I had a think about it on the train home, but I couldn't think of anything that could be causing it. Infuriatingly, it never happened when I was logged into the server watching.

Once we had the large server running, tweets were appearing almost instantly. This ruled out any database bottlenecks. The code we're using also ran fine on the large server, so I ruled that out too. That left me with the micro instance. It would have been easy to just bump up the size of the instance and be done with it, but I wanted to know why it was behaving as it was. AWS can get very expensive quite quickly and we couldn't just make the server bigger every time something bad happened. The code + resources should have easily been able to handle the volume of tweets we were processing. It had been up until that point.

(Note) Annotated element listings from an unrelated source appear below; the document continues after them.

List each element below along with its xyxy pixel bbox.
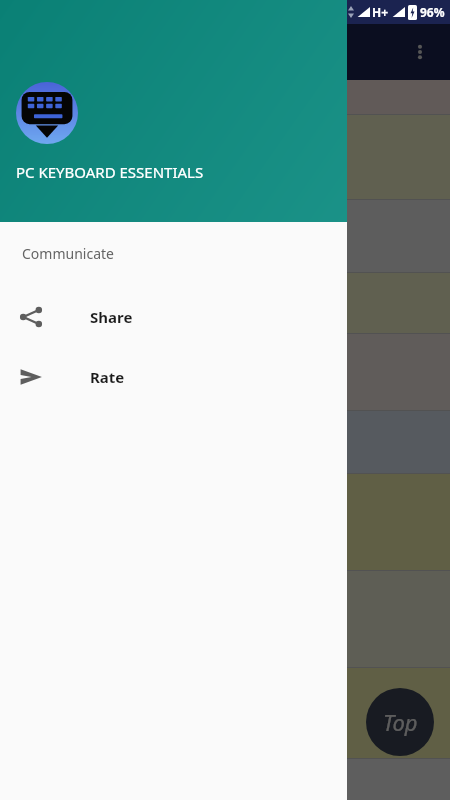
button[interactable]: at is ne xyxy=(0,115,450,199)
staticText: Communicate xyxy=(22,244,114,263)
staticText: 96% xyxy=(420,4,445,20)
staticText: at is ne xyxy=(4,136,33,179)
button[interactable] xyxy=(0,80,450,114)
button[interactable] xyxy=(0,411,450,473)
button[interactable]: Rate xyxy=(0,347,347,407)
button[interactable]: arrow xyxy=(0,668,450,758)
button[interactable]: D and en xyxy=(0,474,450,570)
button[interactable]: on the xyxy=(0,200,450,272)
staticText: H+ xyxy=(372,4,389,20)
button[interactable]: More options xyxy=(398,30,442,74)
button[interactable]: Top xyxy=(366,688,434,756)
button[interactable] xyxy=(0,273,450,333)
staticText: ndows) xyxy=(4,362,55,382)
button[interactable]: Share xyxy=(0,287,347,347)
button[interactable]: PC KEYBOARD ESSENTIALS xyxy=(0,0,347,222)
button[interactable]: ndows) xyxy=(0,334,450,410)
staticText: Top xyxy=(383,707,418,737)
staticText: Share xyxy=(90,307,133,327)
button[interactable]: D and open xyxy=(0,571,450,667)
staticText: PC KEYBOARD ESSENTIALS xyxy=(16,162,204,182)
staticText: Rate xyxy=(90,367,125,387)
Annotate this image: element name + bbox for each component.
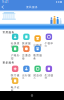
button[interactable]: 社保查询 (10, 34, 21, 46)
button[interactable]: Back (0, 4, 5, 10)
staticText: 社保查询 (11, 42, 20, 48)
button[interactable]: 出行服务 (21, 66, 32, 78)
staticText: 医疗健康 (11, 74, 20, 80)
staticText: 9:41 (2, 0, 9, 4)
button[interactable]: 个税申报 (43, 34, 54, 46)
staticText: 更多服务 (2, 61, 14, 64)
button[interactable]: 公积金 (32, 34, 43, 46)
staticText: 医保服务 (22, 42, 31, 48)
staticText: 个税申报 (44, 42, 53, 48)
staticText: 就业创业 (33, 74, 42, 80)
staticText: 常用服务 (2, 31, 14, 34)
staticText: 公积金 (33, 43, 42, 47)
staticText: 生活缴费 (44, 74, 53, 80)
button[interactable]: 就业创业 (32, 66, 43, 78)
staticText: 电子证照 (11, 86, 20, 92)
button[interactable]: 交通违章 (21, 46, 32, 58)
button[interactable]: 医疗健康 (10, 66, 21, 78)
staticText: 便民服务 (26, 5, 38, 9)
staticText: 户籍办理 (11, 54, 20, 60)
button[interactable]: 教育服务 (32, 46, 43, 58)
button[interactable]: 电子证照 (10, 78, 21, 90)
button[interactable]: 医保服务 (21, 34, 32, 46)
button[interactable]: 生活缴费 (43, 66, 54, 78)
staticText: 交通违章 (22, 54, 31, 60)
staticText: 出行服务 (22, 74, 31, 80)
staticText: 教育服务 (33, 54, 42, 60)
button[interactable]: 户籍办理 (10, 46, 21, 58)
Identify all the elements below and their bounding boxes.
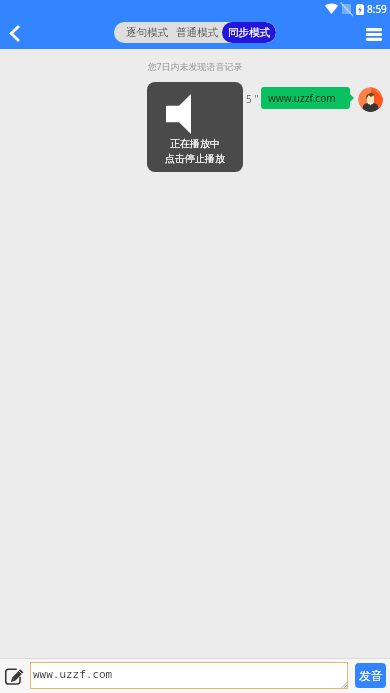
button[interactable]: Back (0, 16, 32, 48)
staticText: 发音 (359, 668, 383, 683)
button[interactable]: www.uzzf.com (30, 662, 348, 689)
button[interactable]: 同步模式 (222, 22, 276, 43)
staticText: 您7日内未发现语音记录 (0, 60, 390, 72)
staticText: www.uzzf.com (33, 666, 113, 681)
staticText: 点击停止播放 (165, 152, 225, 165)
staticText: 8:59 (367, 2, 387, 16)
button[interactable]: User avatar (358, 87, 383, 112)
staticText: 逐句模式 (126, 26, 168, 39)
button[interactable]: Edit (4, 665, 25, 686)
button[interactable]: 逐句模式 (122, 22, 172, 43)
button[interactable]: Menu (354, 17, 390, 47)
staticText: 同步模式 (228, 26, 270, 39)
button[interactable]: 普通模式 (172, 22, 222, 43)
button[interactable]: 正在播放中 (147, 82, 243, 172)
staticText: 正在播放中 (170, 137, 220, 150)
staticText: 5 '' (246, 92, 259, 106)
button[interactable]: www.uzzf.com (261, 87, 350, 109)
button[interactable]: 发音 (355, 663, 386, 688)
staticText: www.uzzf.com (268, 91, 336, 105)
staticText: 普通模式 (176, 26, 218, 39)
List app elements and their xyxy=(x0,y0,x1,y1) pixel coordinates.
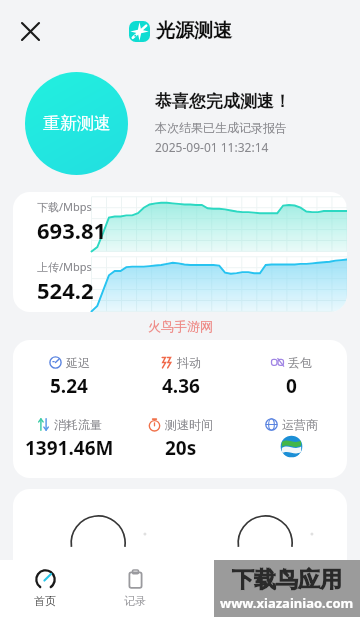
staticText: 4.36 xyxy=(162,373,200,399)
button[interactable]: 记录 xyxy=(90,560,180,617)
staticText: 火鸟手游网 xyxy=(148,318,213,334)
staticText: 0 xyxy=(286,373,297,399)
staticText: 记录 xyxy=(124,594,146,608)
staticText: 1391.46M xyxy=(25,435,114,461)
staticText: 延迟 xyxy=(66,355,90,370)
staticText: 5.24 xyxy=(50,373,88,399)
button[interactable]: Close xyxy=(8,9,52,53)
staticText: 运营商 xyxy=(282,417,318,432)
staticText: 丢包 xyxy=(288,355,312,370)
staticText: 20s xyxy=(165,435,197,461)
button[interactable]: 重新测速 xyxy=(25,72,128,175)
staticText: 本次结果已生成记录报告 xyxy=(155,120,287,135)
button[interactable]: 下载/Mbps xyxy=(13,192,347,312)
staticText: 首页 xyxy=(34,594,56,608)
staticText: 524.2 xyxy=(37,275,94,305)
staticText: 消耗流量 xyxy=(54,417,102,432)
staticText: 上传/Mbps xyxy=(37,259,92,274)
staticText: 恭喜您完成测速！ xyxy=(155,91,291,112)
staticText: 693.81 xyxy=(37,215,107,245)
staticText: 下载/Mbps xyxy=(37,199,92,214)
staticText: 下载鸟应用 xyxy=(232,566,342,594)
staticText: 重新测速 xyxy=(43,113,111,134)
staticText: www.xiazainiao.com xyxy=(220,594,354,612)
staticText: 测速时间 xyxy=(165,417,213,432)
staticText: 2025-09-01 11:32:14 xyxy=(155,139,269,155)
button[interactable] xyxy=(13,489,347,581)
staticText: 光源测速 xyxy=(156,19,232,43)
button[interactable]: 延迟 xyxy=(13,340,347,478)
button[interactable]: 首页 xyxy=(0,560,90,617)
staticText: 抖动 xyxy=(177,355,201,370)
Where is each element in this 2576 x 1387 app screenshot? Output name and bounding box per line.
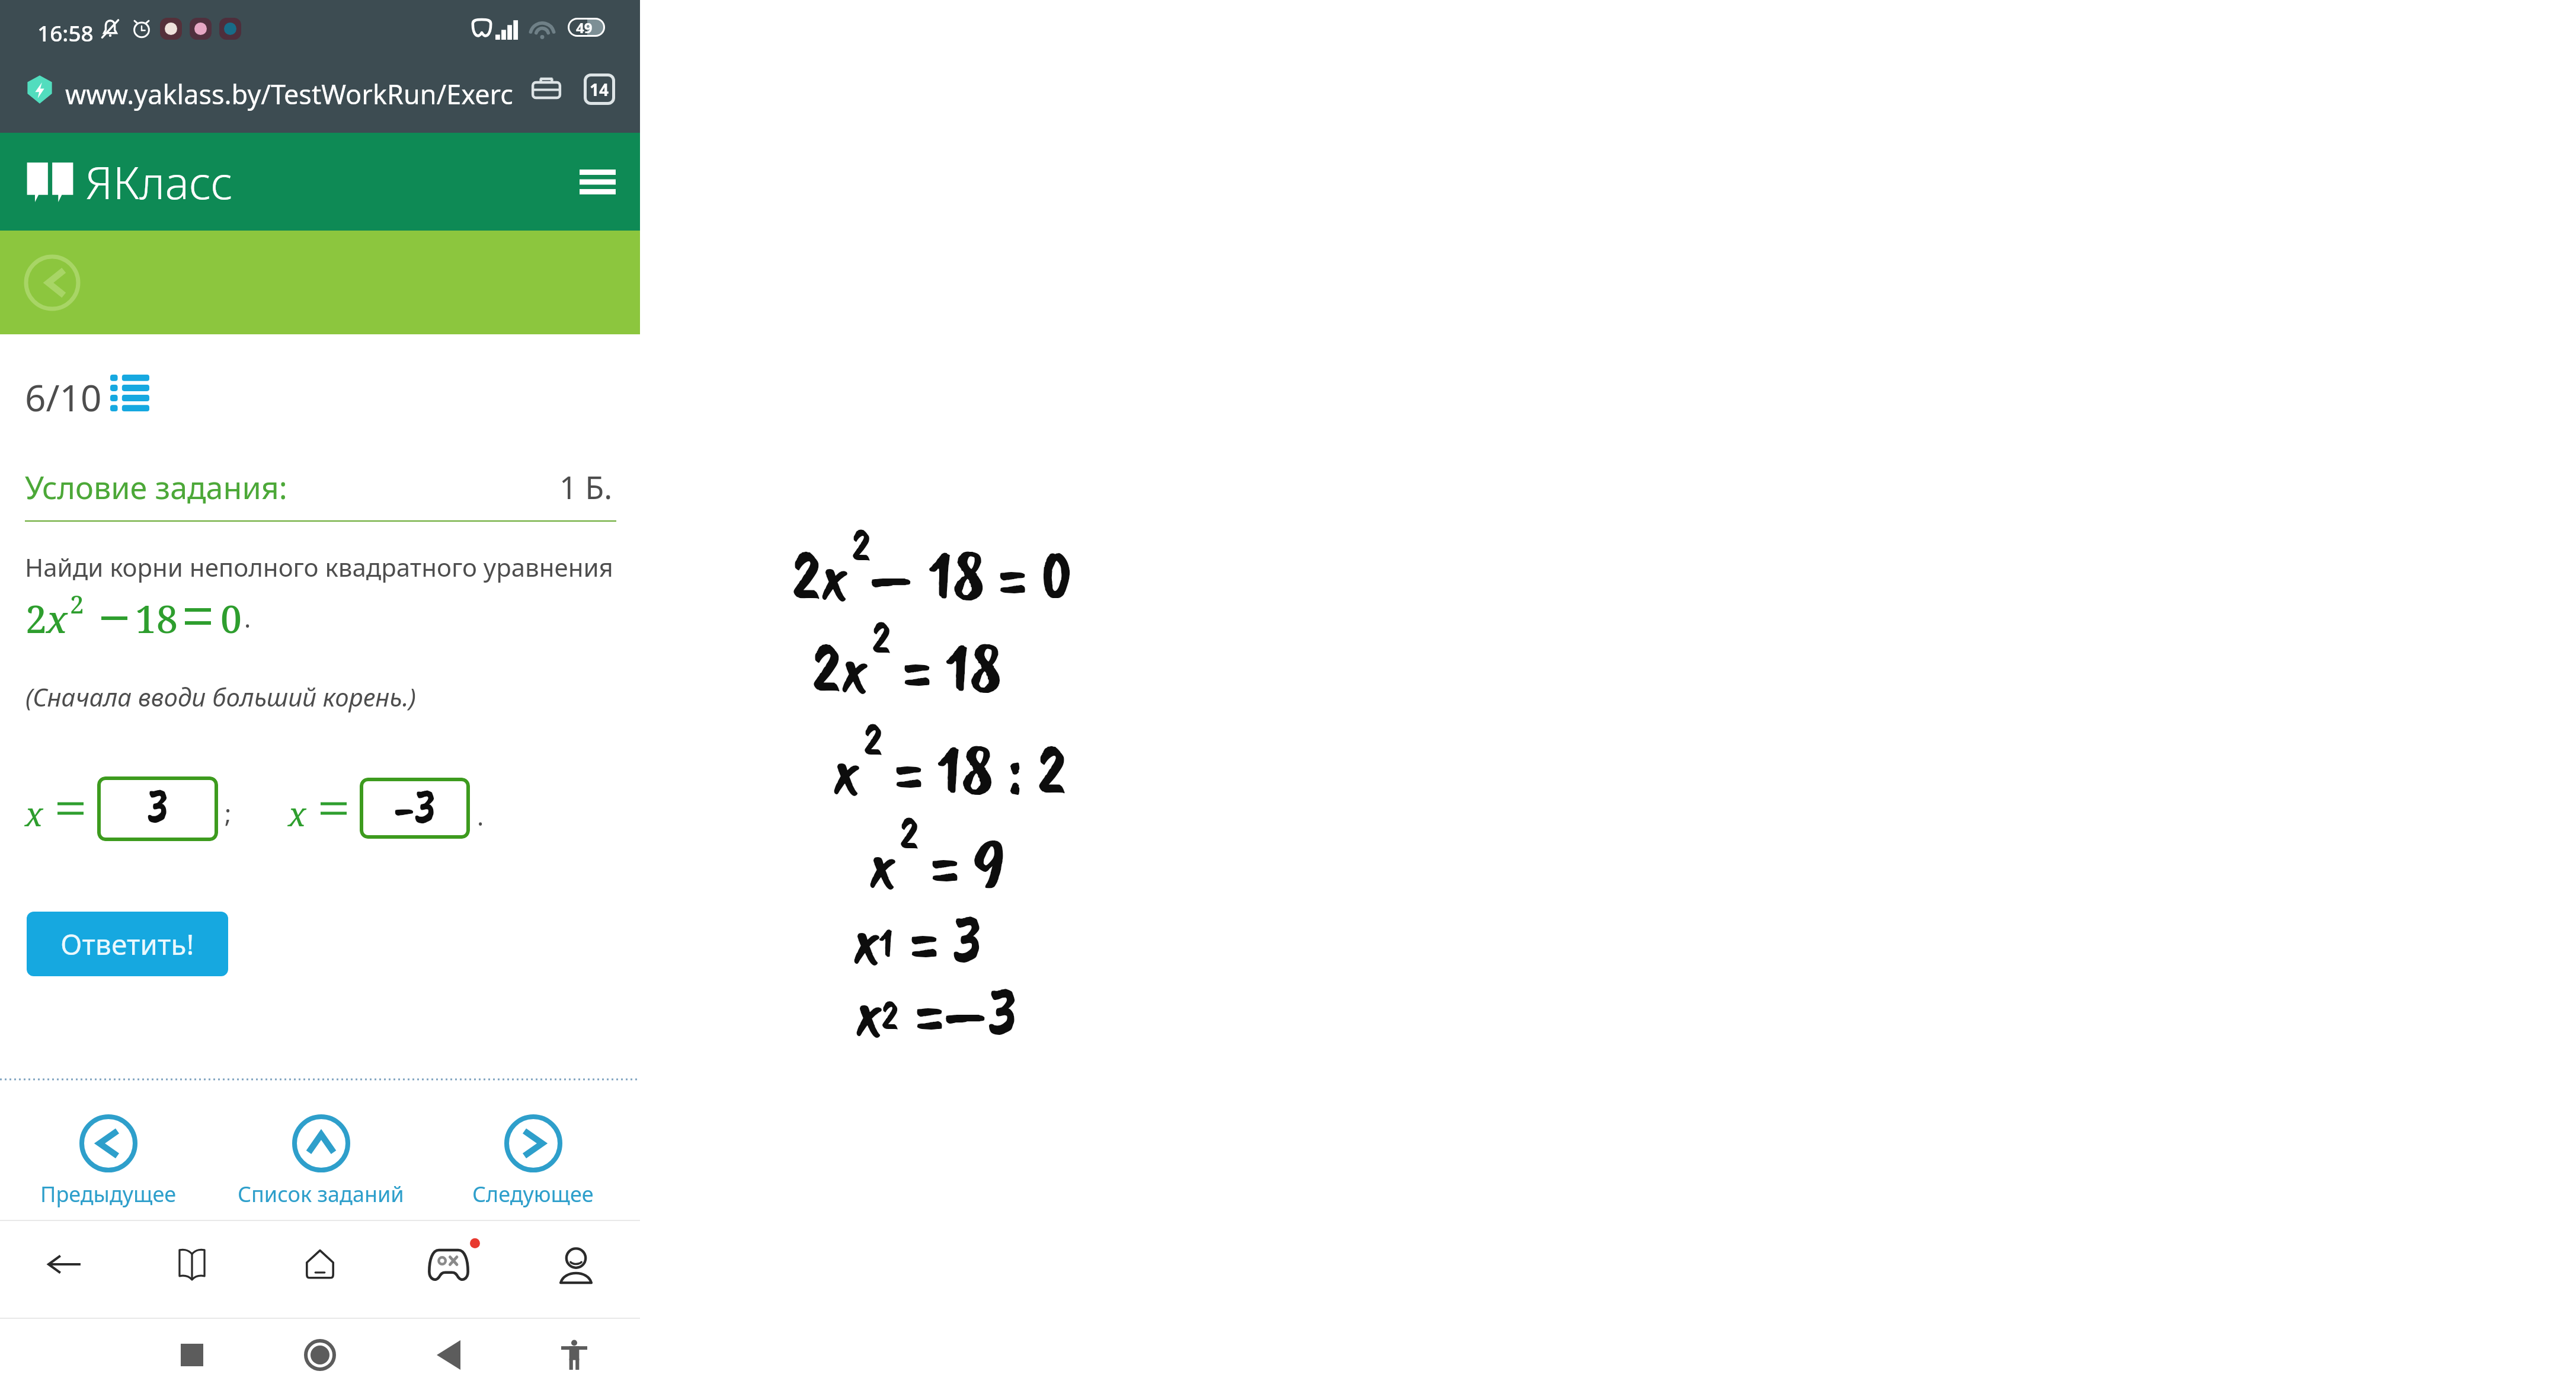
staticText: 18 bbox=[135, 593, 178, 644]
staticText: 2 bbox=[900, 804, 919, 862]
staticText: ЯКласс bbox=[85, 151, 233, 213]
button[interactable]: Back bbox=[426, 1332, 471, 1378]
button[interactable]: Answer field: 3 bbox=[97, 776, 218, 841]
staticText: 2 bbox=[863, 710, 883, 768]
staticText: 2 bbox=[70, 587, 84, 621]
staticText: 3 bbox=[147, 776, 169, 838]
staticText: 2 bbox=[25, 593, 47, 644]
staticText: = 18 : 2 bbox=[881, 726, 1067, 814]
staticText: Найди корни неполного квадратного уравне… bbox=[25, 550, 613, 584]
staticText: 14 bbox=[590, 78, 609, 101]
button[interactable]: Tabs bbox=[578, 68, 620, 110]
staticText: Предыдущее bbox=[40, 1180, 177, 1209]
button[interactable]: Recents bbox=[169, 1332, 215, 1378]
staticText: x bbox=[855, 967, 884, 1056]
staticText: = 9 bbox=[917, 819, 1006, 907]
button[interactable]: ЯКласс bbox=[26, 151, 233, 213]
staticText: . bbox=[244, 601, 251, 635]
staticText: Условие задания: bbox=[25, 466, 287, 508]
staticText: 1 bbox=[879, 916, 894, 969]
button[interactable]: Work profile bbox=[525, 67, 568, 110]
staticText: x bbox=[288, 791, 306, 836]
button[interactable]: Answer field: -3 bbox=[360, 778, 470, 839]
staticText: – 18 = 0 bbox=[869, 531, 1073, 619]
staticText: -3 bbox=[393, 778, 436, 835]
button[interactable]: Profile bbox=[545, 1235, 607, 1296]
staticText: = 3 bbox=[896, 895, 983, 983]
staticText: . bbox=[477, 799, 484, 833]
staticText: Ответить! bbox=[60, 925, 194, 963]
staticText: Следующее bbox=[472, 1180, 594, 1209]
button[interactable]: Home bbox=[297, 1332, 343, 1378]
button[interactable]: Task list bbox=[105, 369, 154, 417]
button[interactable]: Предыдущее bbox=[2, 1112, 215, 1225]
button[interactable]: Back bbox=[33, 1233, 95, 1295]
staticText: 2 bbox=[872, 608, 891, 666]
staticText: x bbox=[25, 791, 43, 836]
staticText: x bbox=[853, 895, 881, 983]
staticText: 2 bbox=[881, 989, 899, 1041]
staticText: 49 bbox=[576, 18, 593, 37]
button[interactable]: Bookmarks bbox=[161, 1233, 223, 1295]
staticText: 2x bbox=[812, 624, 869, 712]
staticText: x bbox=[46, 593, 68, 644]
staticText: x bbox=[833, 726, 861, 814]
staticText: 16:58 bbox=[37, 18, 94, 47]
staticText: 2x bbox=[792, 531, 849, 619]
button[interactable]: Accessibility bbox=[552, 1332, 597, 1378]
staticText: 1 Б. bbox=[559, 466, 613, 508]
staticText: (Сначала вводи больший корень.) bbox=[25, 680, 416, 714]
staticText: =–3 bbox=[901, 967, 1017, 1056]
staticText: www.yaklass.by/TestWorkRun/Exerc bbox=[65, 76, 513, 112]
staticText: x bbox=[869, 819, 897, 907]
button[interactable]: Home bbox=[289, 1233, 351, 1295]
staticText: = 18 bbox=[889, 624, 1001, 712]
button[interactable]: Список заданий bbox=[214, 1112, 427, 1225]
staticText: 6/10 bbox=[25, 372, 102, 422]
button[interactable]: Следующее bbox=[426, 1112, 639, 1225]
staticText: 0 bbox=[220, 593, 242, 644]
button[interactable]: Ответить! bbox=[27, 912, 228, 976]
staticText: ; bbox=[225, 796, 232, 830]
staticText: Список заданий bbox=[238, 1180, 404, 1209]
staticText: 2 bbox=[852, 516, 871, 574]
button[interactable]: Menu bbox=[569, 154, 626, 210]
button[interactable]: Back bbox=[21, 252, 83, 314]
button[interactable]: Games bbox=[418, 1234, 479, 1296]
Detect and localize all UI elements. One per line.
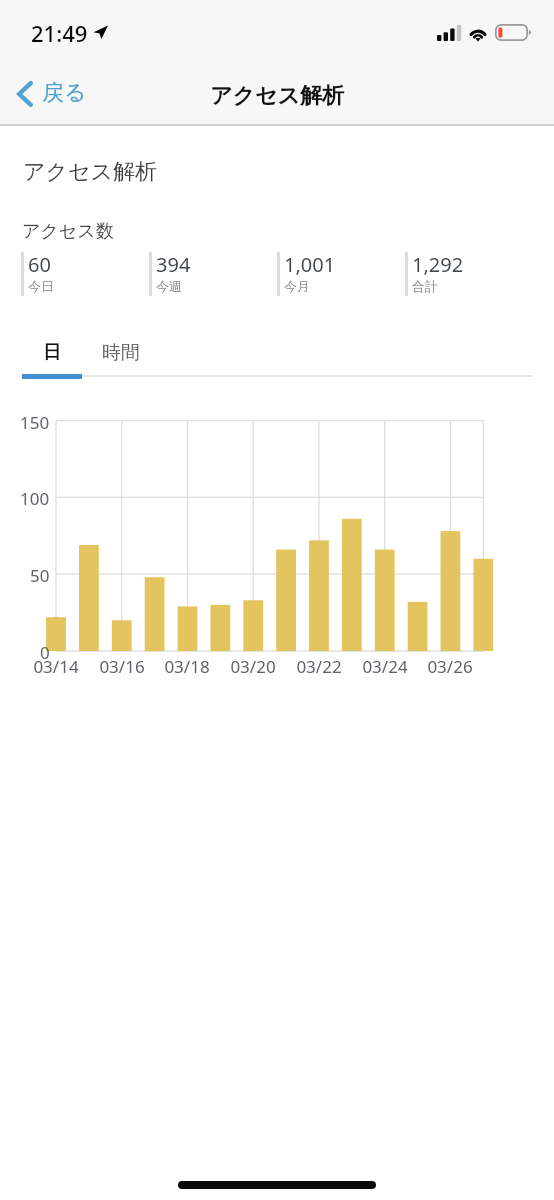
button[interactable]: 戻る bbox=[0, 64, 101, 124]
staticText: 03/24 bbox=[362, 655, 408, 678]
staticText: 今週 bbox=[156, 278, 182, 294]
staticText: 100 bbox=[20, 487, 50, 510]
staticText: 150 bbox=[20, 411, 50, 434]
button[interactable]: 時間 bbox=[82, 333, 160, 378]
button[interactable]: 日 bbox=[22, 333, 82, 378]
staticText: 394 bbox=[156, 251, 191, 278]
staticText: 日 bbox=[43, 341, 61, 364]
staticText: 21:49 bbox=[31, 18, 88, 48]
staticText: 03/16 bbox=[99, 655, 145, 678]
staticText: アクセス解析 bbox=[23, 158, 158, 186]
staticText: 1,001 bbox=[284, 251, 336, 278]
staticText: 03/26 bbox=[427, 655, 473, 678]
staticText: 0 bbox=[40, 641, 50, 664]
staticText: 1,292 bbox=[412, 251, 464, 278]
staticText: 50 bbox=[30, 564, 50, 587]
staticText: 03/20 bbox=[230, 655, 276, 678]
staticText: 03/22 bbox=[296, 655, 342, 678]
staticText: 03/14 bbox=[33, 655, 79, 678]
staticText: 合計 bbox=[412, 278, 438, 294]
staticText: 戻る bbox=[42, 79, 87, 107]
staticText: アクセス数 bbox=[22, 220, 114, 243]
staticText: 60 bbox=[28, 251, 51, 278]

After what felt like an eternity reading AWS support threads and blog posts with the resolution "move to Rackspace" I finally stumbled across a post by Greg Wilson which solved all my problems.

Suddenly everything made sense. As I never noticed that the tweets were taking too long to come through until it was too late (we've since added monitoring to the queue), by the time I logged in to take a look the instance was out of the steal period and behaving normally. A real heisenbug!

We've since upgraded the server to be a small instance and it's all running perfectly. As the stream requires constant throughput, a small instance is the best one for the job for now.

To think, all of this could have been avoided if I'd just read the AWS documentation a bit more carefully. The relevant docs can be found here, and they explain the burst/throttle capability perfectly.